Sadly, subsequent studies have failed to confirm the association of XMRV with CFS (Erlwein, 2010; Groom, 2010, van Kuppeveld, 2010). Many argue that follow-up studies are tainted by the patient population studied and the methodologies used. For example, XMRV may only occur in a subgroup of severe CFS patients. Subjects from the Science paper had disabling fatigue, cognitive deficits, and reproducible immunological abnormalities (such as abnormalities of RNase L, low natural killer cell cytotoxicity, and elevated cytokines).

XMRV may also have a distinct geographical distribution. For example, in prostate cancer patients, XMRV has been detected in North America while not detected in European subjects. Two of the negative CFS studies were performed in the United Kingdom (Erlwein, 2010; Groom, 2010), where patient selection is different than in the USA.

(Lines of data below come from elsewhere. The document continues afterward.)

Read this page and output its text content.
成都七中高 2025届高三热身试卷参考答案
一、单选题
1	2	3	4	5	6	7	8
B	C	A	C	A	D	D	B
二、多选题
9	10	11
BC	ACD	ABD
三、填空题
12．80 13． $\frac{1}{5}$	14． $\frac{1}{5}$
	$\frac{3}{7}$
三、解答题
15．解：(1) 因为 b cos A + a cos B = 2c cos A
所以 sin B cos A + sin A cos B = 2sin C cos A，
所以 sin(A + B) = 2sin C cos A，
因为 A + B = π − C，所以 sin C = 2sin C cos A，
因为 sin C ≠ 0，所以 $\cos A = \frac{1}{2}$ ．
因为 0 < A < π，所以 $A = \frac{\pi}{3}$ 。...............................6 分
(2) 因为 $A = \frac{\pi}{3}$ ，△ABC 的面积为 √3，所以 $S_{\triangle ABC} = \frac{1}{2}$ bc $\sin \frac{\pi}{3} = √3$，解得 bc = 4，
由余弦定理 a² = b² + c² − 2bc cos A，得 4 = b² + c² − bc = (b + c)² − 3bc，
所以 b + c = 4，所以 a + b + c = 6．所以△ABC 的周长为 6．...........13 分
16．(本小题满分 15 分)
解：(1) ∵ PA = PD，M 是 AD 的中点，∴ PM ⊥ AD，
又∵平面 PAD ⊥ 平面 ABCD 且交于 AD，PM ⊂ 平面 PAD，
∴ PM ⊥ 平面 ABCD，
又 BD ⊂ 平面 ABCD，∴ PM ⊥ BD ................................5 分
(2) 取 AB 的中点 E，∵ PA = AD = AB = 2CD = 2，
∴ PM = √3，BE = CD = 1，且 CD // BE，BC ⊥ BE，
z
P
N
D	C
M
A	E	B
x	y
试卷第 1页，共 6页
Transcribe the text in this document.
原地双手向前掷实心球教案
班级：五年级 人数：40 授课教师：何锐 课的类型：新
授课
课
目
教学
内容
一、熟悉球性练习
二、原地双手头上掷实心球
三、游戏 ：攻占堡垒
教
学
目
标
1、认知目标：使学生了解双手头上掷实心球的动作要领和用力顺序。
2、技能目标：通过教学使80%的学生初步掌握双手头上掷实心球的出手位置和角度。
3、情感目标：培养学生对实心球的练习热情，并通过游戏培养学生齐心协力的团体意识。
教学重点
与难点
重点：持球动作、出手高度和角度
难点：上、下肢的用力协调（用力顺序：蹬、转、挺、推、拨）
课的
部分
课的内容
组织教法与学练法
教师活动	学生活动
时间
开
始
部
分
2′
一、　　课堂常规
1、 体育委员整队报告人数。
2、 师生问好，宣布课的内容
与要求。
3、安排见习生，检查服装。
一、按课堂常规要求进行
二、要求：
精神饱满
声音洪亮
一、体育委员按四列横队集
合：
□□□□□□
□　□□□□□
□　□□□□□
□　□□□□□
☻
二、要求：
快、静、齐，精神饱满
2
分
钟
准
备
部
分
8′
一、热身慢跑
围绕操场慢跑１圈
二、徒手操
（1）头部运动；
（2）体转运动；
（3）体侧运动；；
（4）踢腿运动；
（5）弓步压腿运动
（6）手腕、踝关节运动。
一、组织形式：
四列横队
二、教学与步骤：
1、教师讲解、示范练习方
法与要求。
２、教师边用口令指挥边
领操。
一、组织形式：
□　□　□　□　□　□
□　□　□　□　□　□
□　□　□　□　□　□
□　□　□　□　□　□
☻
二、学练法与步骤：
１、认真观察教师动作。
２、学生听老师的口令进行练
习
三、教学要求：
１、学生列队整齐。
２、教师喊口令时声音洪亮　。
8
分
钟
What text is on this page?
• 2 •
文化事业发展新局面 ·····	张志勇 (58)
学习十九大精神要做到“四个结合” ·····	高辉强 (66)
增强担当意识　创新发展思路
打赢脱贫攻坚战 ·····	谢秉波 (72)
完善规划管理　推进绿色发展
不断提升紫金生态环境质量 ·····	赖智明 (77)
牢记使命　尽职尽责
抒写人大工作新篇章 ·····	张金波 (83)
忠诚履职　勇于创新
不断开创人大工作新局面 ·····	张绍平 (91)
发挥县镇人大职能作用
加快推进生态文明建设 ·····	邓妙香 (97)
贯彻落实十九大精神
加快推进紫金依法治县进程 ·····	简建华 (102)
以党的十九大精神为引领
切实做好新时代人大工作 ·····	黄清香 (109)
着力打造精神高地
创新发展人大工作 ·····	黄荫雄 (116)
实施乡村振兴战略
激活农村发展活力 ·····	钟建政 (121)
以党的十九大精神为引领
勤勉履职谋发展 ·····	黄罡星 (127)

Finally, the negative papers may have used diagnostic methods to detect XMRV that were either different or deficient.

To help resolve this quandary, Glaxo Smith Kline, a pharmaceutical firm in Research Triangle Park, NC, has funded a new study that will evaluate CFS patients with characteristics similar to the Science paper. CFS patients known to have XMRV from the Science paper will be used as a positive control. This study is designed to estimate the prevalence of XMRV in CFS subjects (selected by the modified Fukuda criteria and the Canadian criteria) and healthy control subjects.

Ethics board approval is pending, but we expect this study to begin shortly. GSK will obtain specimens for this study from Hunter-Hopkins Center as well as Drs. Klimas (Miami), Bateman (Salt Lake) and Gluckman (Philadelphia) in order to sample subjects from diverse geographic locations. Samples will be provided anonymously by the new SolveCFS BioBank, recently funded by the CFIDS Association.

So far no one has been able to corroborate the Whittemore-Peterson results, but we remain hopeful that by choosing the right subjects and the right techniques, GSK will be able to confirm Dr. Peterson’s findings. Then work can begin to understand how XMRV affects PWCs, and how we could possibly treat it.